А вот Пашка Бочарова лежит на холодном полу в кладовой, а рядом, за стенкой, расстреливают русских царей: «…да ведь это она лежит на полу, в кладовой на половицах, — но себе не верила, река опять несла ее быстро, вертя льдину на перекатах, на своей широкой, блестящей под солнцем, холодной и мокрой спине, и Пашка не знала, Енисей это или Волга, Нева или Кама, Урал или Исеть, Иртыш или Тобол, — все равно, ей было все равно, она знала: вот сейчас льдина перевернется, и я перевернусь вместе с ней, и я окажусь в воде, и я захлебнусь и пойду ко дну, — и, задыхаясь, спрашивала себя: Пашка, дура, а может, ты уже тонешь, может, перевернулось уже все давным-давно?»

Это «все равно» разбросано по тексту, как зерна по вспаханному полю, и там и сям они прорастают — нашими размышлениями. В первую очередь о том, что есть ведь и антитеза этому обреченному постулату — «НЕ ВСЕ РАВНО!». И в Интерлюдии в главе 9, уже нами цитированной, это восклицания отрицания рока, отрицания назначенной судьбы из уст героев переходят в уста автора (автор тут, и это одна из условностей романа, как договорено ранее, тоже герой).
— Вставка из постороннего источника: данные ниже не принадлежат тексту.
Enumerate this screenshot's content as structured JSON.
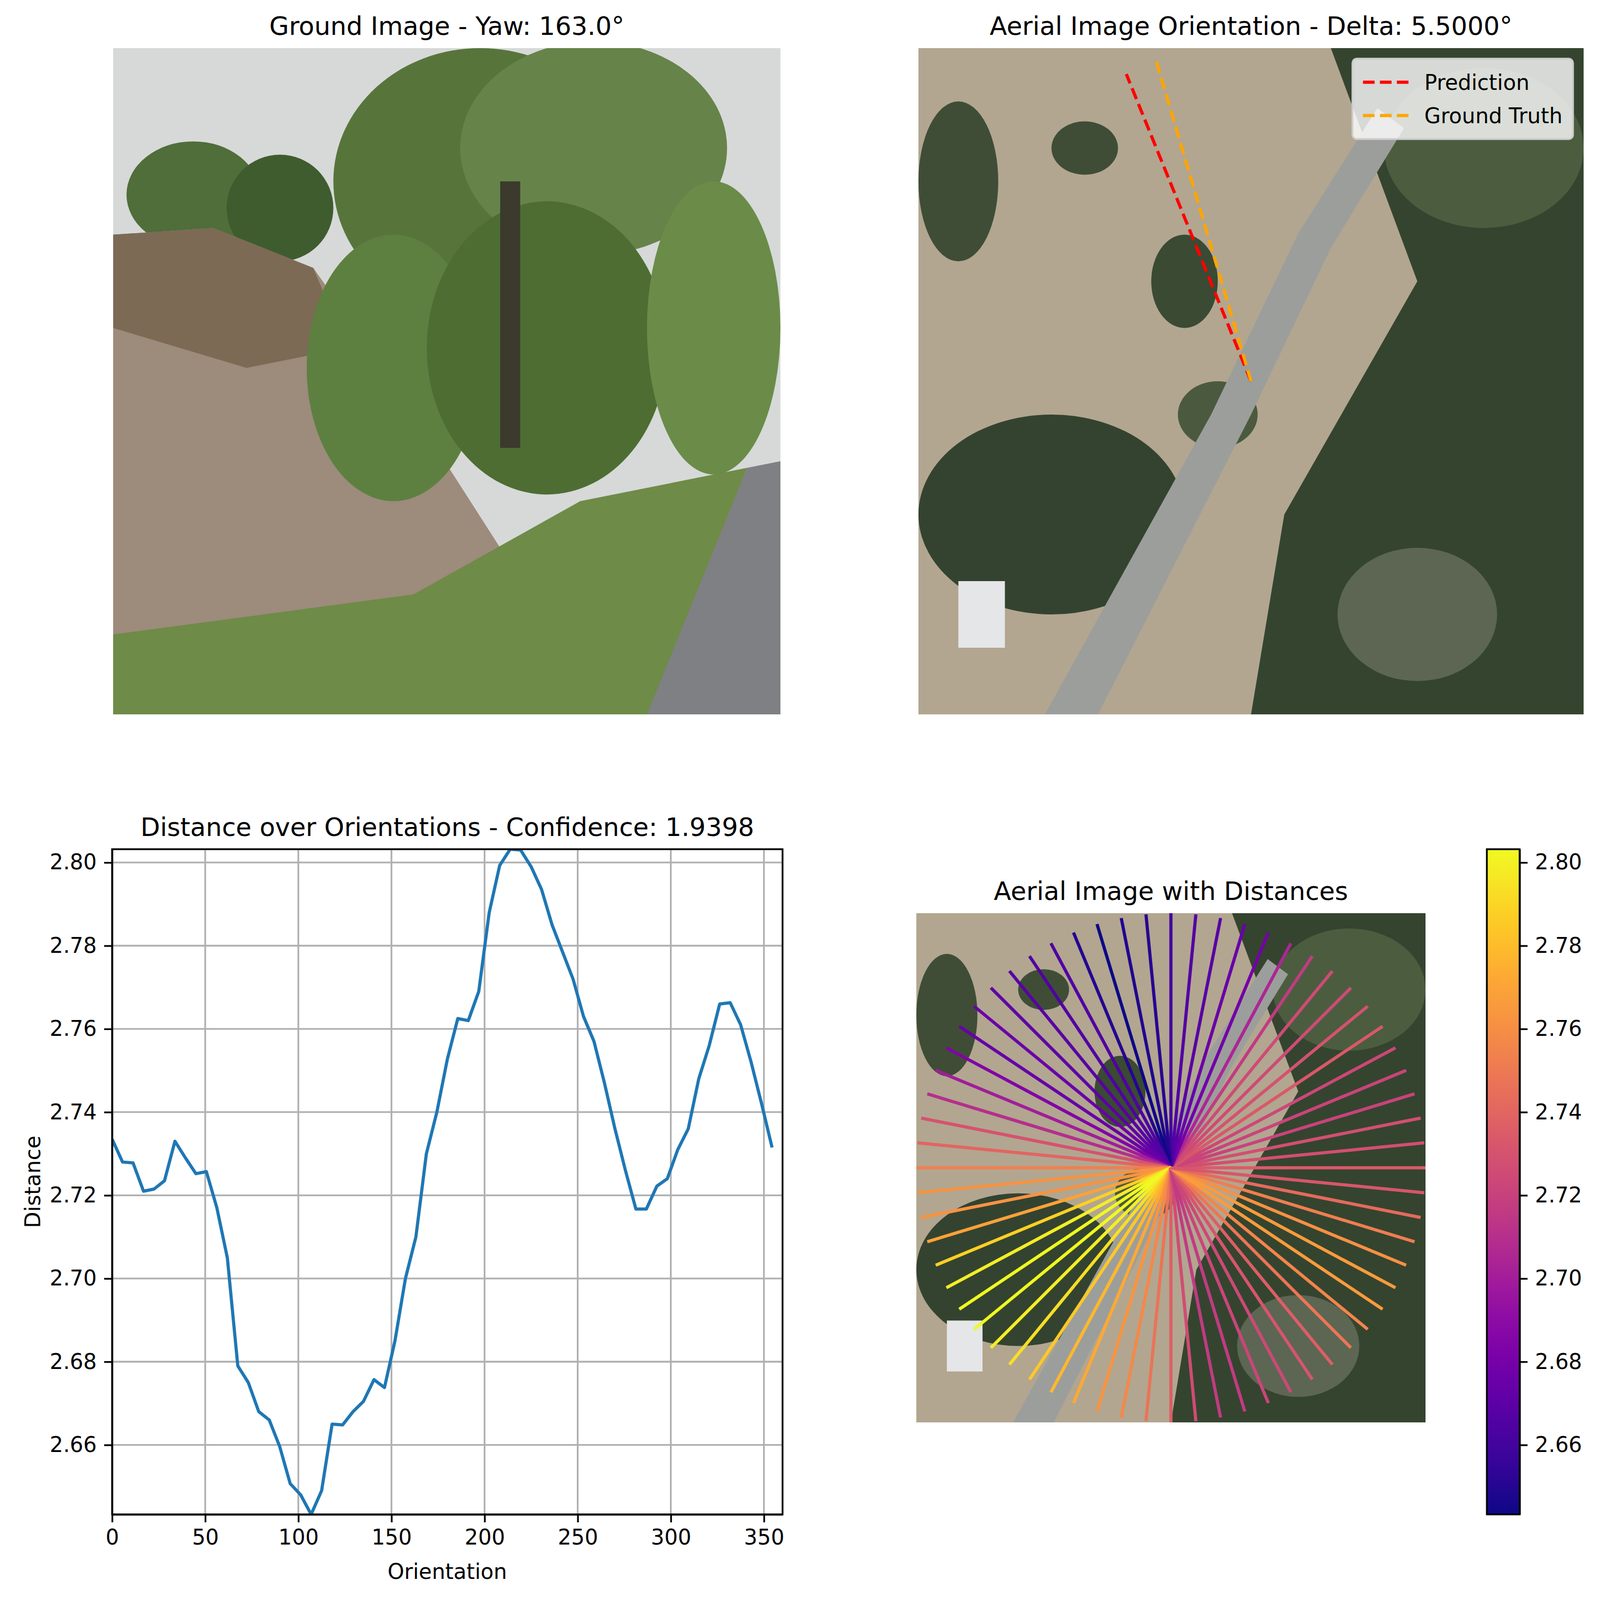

Пожалуй, это «не все равно!» и есть та внутренняя, духовная революция, что всегда важнее революции социальной. И эта революция — с человеком-личностью — происходит всегда, перманентно, там и тогда, здесь и сейчас. Держа это «не все равно!» в душе и сердце, человек на земле может сделать очень многое. Правда, разброс деяния широк — от преступления (во имя света и добра!) до чистой святости (был бы подвиг, а подвижники найдутся…), но ведь так было всегда. В этой связи великие княжны и цесаревич в романе лишены ореола «необходимой» (ибо они канонизированы) святости. Точнее, святость есть, но она не декларативна, не запрятана в тексте; святость над ними и внутри них — именно потому, что царские дети безгрешны, чисты.

Доктор Боткин «шептал: этот мальчик святой! Он терпит такое страдание!»

*   *   *

В романе есть несколько моментов, которые можно условно назвать «панорамные съемки». Это скорее прием кино, чем литературный. Да он и пришел в литературу из монументальных изобразительных искусств (из тех же фрески, мозаики, панорамы), а позднее — из киноискусства.

Нельзя сказать, чтобы в этом романе Крюкова заново открыла для себя этот впечатляющий прием. Она пользовалась им и раньше. «Панорамные съемки» видны и в «Юродивой» (особенно если учесть, что пространство «Юродивой» — это целиком ирреальное пространство, пространство сна, вневременья, зазеркалья, и там есть где размахнуться панорамным видениям), и в «Беллоне» (там, где девочка-художница Ника рисует войну и видит ее как бы сверху, масштабно, целиком; и там, где ее мать, балерина Ажыкмаа, мысленно летит перед смертью над земными пространствами, пытаясь в разрывах облаков увидеть свою родину, Туву), и в «Серафиме» (во вступлении к финальной главе романа, когда по вскрывшейся весенней реке с грохотом идет лед, и на ледоходных льдинах — целый огромный праздник веселящейся земли: люди и дикие звери, музыканты, коровы, овцы, павлины, собаки — весь земной радостный мир…), и в ее ранних романах. Но в «Солдате и Царе» своих законы панорамности, и они соблюдены.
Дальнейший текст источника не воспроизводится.